Мы пошли по домам, объясняя крестьянам, что к вечеру их дома будут разрушены.
– Вы должны покинуть дом. Вечером мы его сожжем, – решительно заявил унтер-офицер. – Это не шутка, мать.
– Почему вы собираетесь сжигать дом? Это же мой дом.
– Зачем вы мне это говорите? – прервал женщину унтер-офицер. – Я тут ни при чем. Это приказ.
– Чей приказ? – спросила женщина, нервно одергивая юбку распухшими от работы руками.
В ее голосе зазвучал вызов. Она сделала жалкую попытку отстоять свои права, обсудить ситуацию, потребовать изменения приказа. Но приказы, как известно, не обсуждаются: они являются частью стратегии. Эта женщина, ее дети, ее дом оказались в сфере интересов стратегии.
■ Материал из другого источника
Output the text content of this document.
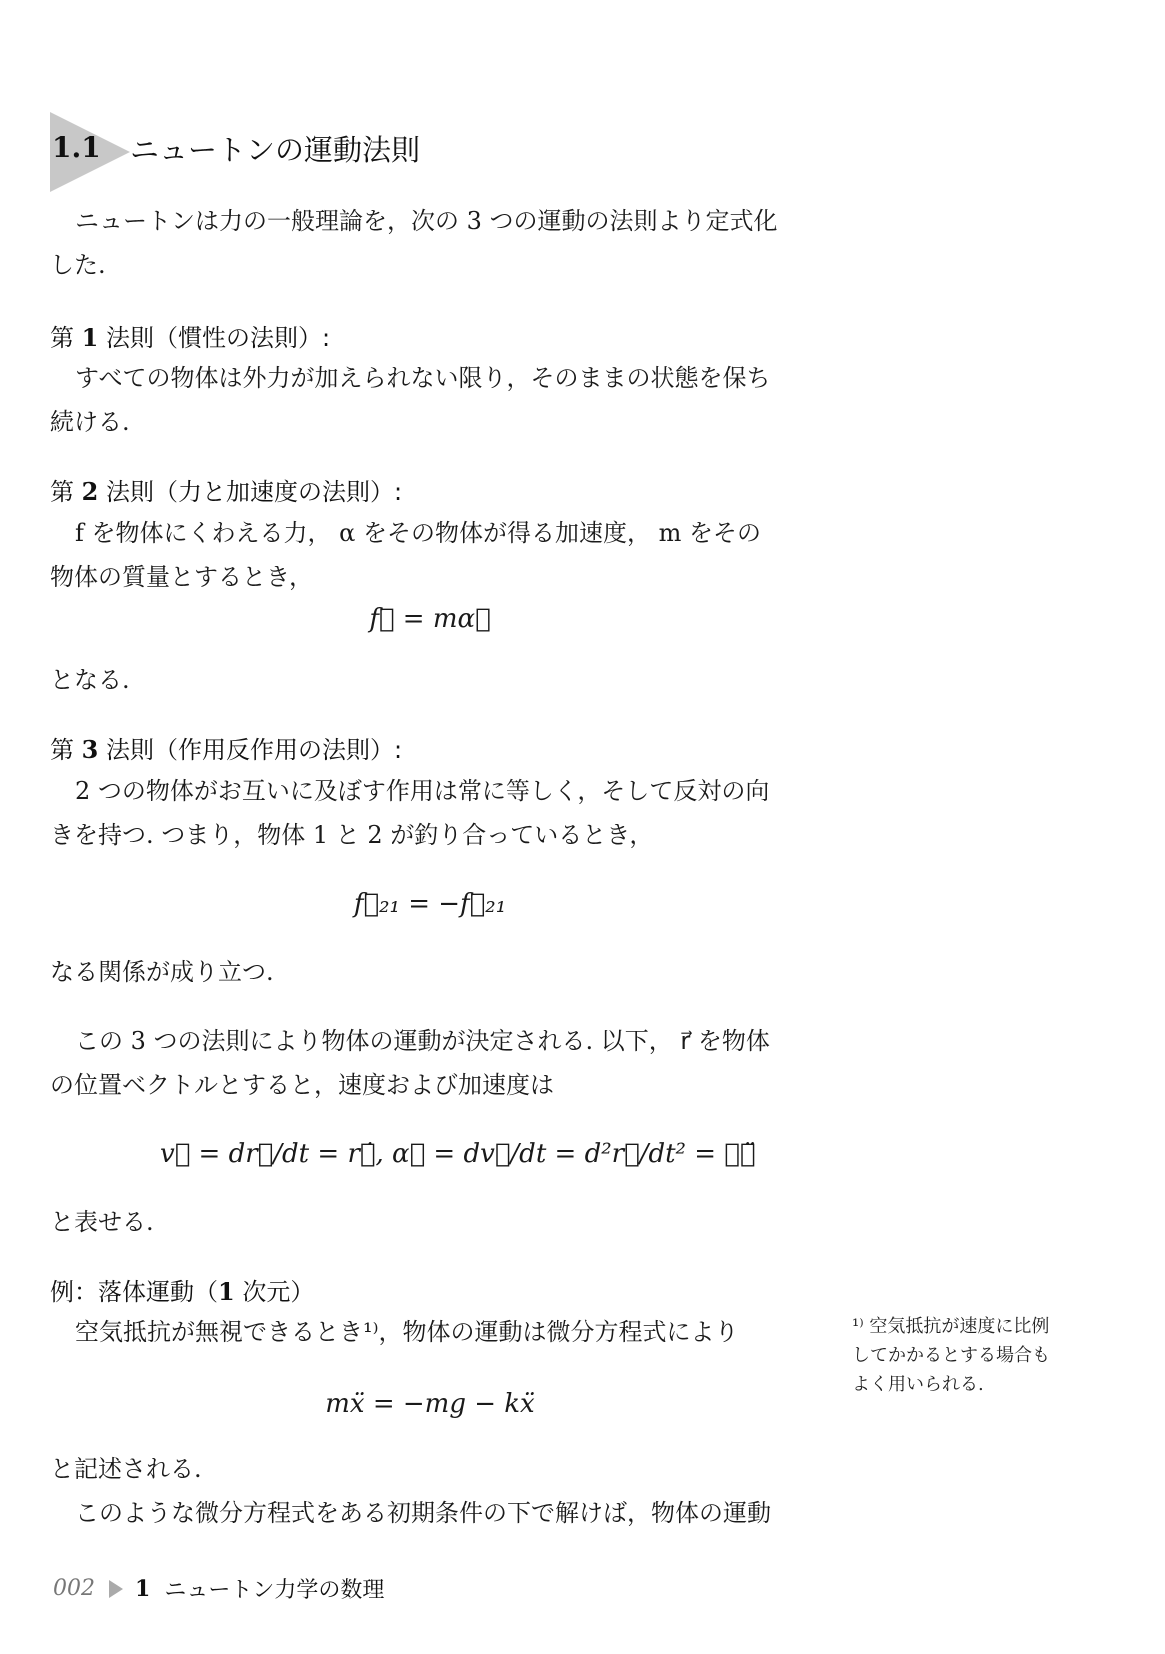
1.1 ニュートンの運動法則
ニュートンは力の一般理論を，次の 3 つの運動の法則より定式化
した.
第 1 法則（慣性の法則）:
すべての物体は外力が加えられない限り，そのままの状態を保ち
続ける.
第 2 法則（力と加速度の法則）:
f を物体にくわえる力， α をその物体が得る加速度， m をその
物体の質量とするとき，
f⃗ = mα⃗
となる.
第 3 法則（作用反作用の法則）:
2 つの物体がお互いに及ぼす作用は常に等しく，そして反対の向
きを持つ. つまり，物体 1 と 2 が釣り合っているとき，
f⃗₂₁ = −f⃗₂₁
なる関係が成り立つ.
この 3 つの法則により物体の運動が決定される. 以下， r⃗ を物体
の位置ベクトルとすると，速度および加速度は
v⃗ = dr⃗/dt = r⃗̇, α⃗ = dv⃗/dt = d²r⃗/dt² = ℝ⃗̈
と表せる.
例：落体運動（1 次元）
空気抵抗が無視できるとき¹⁾，物体の運動は微分方程式により
mẍ = −mg − kẍ
と記述される.
このような微分方程式をある初期条件の下で解けば，物体の運動
¹⁾ 空気抵抗が速度に比例
してかかるとする場合も
よく用いられる.
002 1 ニュートン力学の数理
Унтер-офицер посмотрел на меня с немым вопросом в глазах.
– Поступил приказ уходить, – вмешался я, – поскольку вся деревня должна быть уничтожена. Сожжена.
– И этот дом? – спросила она дрожащим голосом, словно дом был частью ее самой.
– Да, и этот дом, – твердо ответил я. – Вы можете взять все, что вам потребуется. Возьмите продукты, которые сможете унести, соберите детей и покиньте дом.
Горестно качая головой, она пристально смотрела на меня, будто надеялась, что мне станет стыдно за собственные слова. Но я не знал таких чувств, как стыд. Я был солдатом, инструментом тех, чьи мысли и поступки были мне неизвестны.
Дети молча стояли рядом, держась ручонками за материнскую юбку, и только переводили недоуменные взгляды с матери на меня.
– Кто отдал приказ сжечь мой дом? – повторила женщина. – Сжечь…
В этом доме прошла вся ее жизнь. У нее не было другого дома, и она просто не могла поверить, что теперь его не станет.
Я уже сказал все, что мог. Повернувшись, чтобы уйти, я заметил, что женщина начала готовить обед, словно ничего не произошло. Возможно, она не приняла наши слова всерьез.